In 1945 a landowner conveyed to the county a right of way via a warranty deed. Pursuant to the purpose of the right-of-way, the county developed a road that traversed a government subdivision. In 1951, the same landowner conveyed by warranty deed real property in the government subdivision to the purchaser. The county sought declaratory judgment, which the trial court denied having found that the purchaser was unaware of the right-of-way. The conveyance of the real property affects a part of the right-of-way earlier conveyed.

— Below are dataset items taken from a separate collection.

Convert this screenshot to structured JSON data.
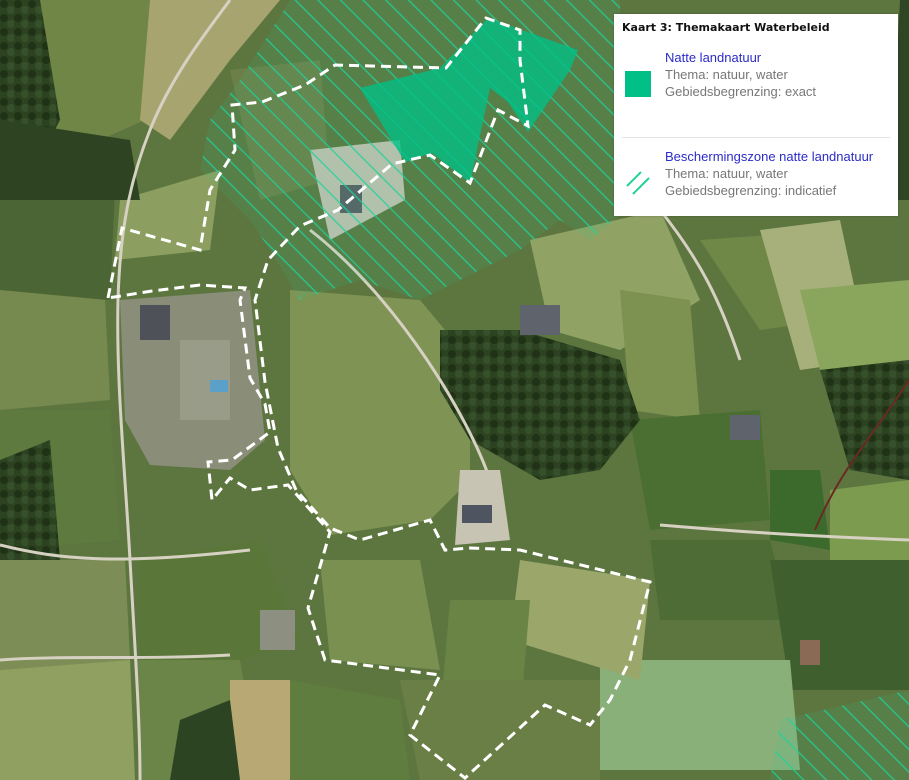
{
  "legend": {
    "title": "Kaart 3: Themakaart Waterbeleid",
    "items": [
      {
        "name": "Natte landnatuur",
        "thema": "Thema: natuur, water",
        "begrenzing": "Gebiedsbegrenzing: exact",
        "symbol": "solid-fill",
        "color": "#00c087"
      },
      {
        "name": "Beschermingszone natte landnatuur",
        "thema": "Thema: natuur, water",
        "begrenzing": "Gebiedsbegrenzing: indicatief",
        "symbol": "diagonal-hatch",
        "color": "#1fd29a"
      }
    ]
  },
  "map": {
    "type": "aerial-photo",
    "boundary_line": "white dashed",
    "colors": {
      "field_dark": "#4f6636",
      "field_light": "#8fa464",
      "forest": "#263a1c",
      "road": "#d9d4c6",
      "boundary": "#ffffff"
    }
  }
}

On appeal, the county contended that it had a right-of-way for public purposes across lands situated in the government subdivision involved and that defendants had actual, constructive, or implied notice of sufficient facts to apprise them of, or place them upon inquiry as to, the existence and extent of the right-of-way. The county argued that the seller had notice of the right-of-way at the time of the execution of the deed from his grantor to him by the existence for more than 20 years of a public road traversing a portion of the property and because of a certain exception contained in his deed, which stated that the property was conveyed subject to all public roads and all easements and rights-of-way.
Does the county have a right-of-way over certain lands included in the description in separate warranty deeds executed by the defendants?
The court agreed, reversed the trial court's order, and remanded the cause. The court held that the seller was not a bona fide purchaser for value without notice of the county's easement because he had actual, constructive, or implied notice. The court further held that the seller's title was, therefore, subject to that easement. The court noted that the seller could convey to the purchasers' no better title than he possessed and, therefore, the purchasers' title was subject to the easement.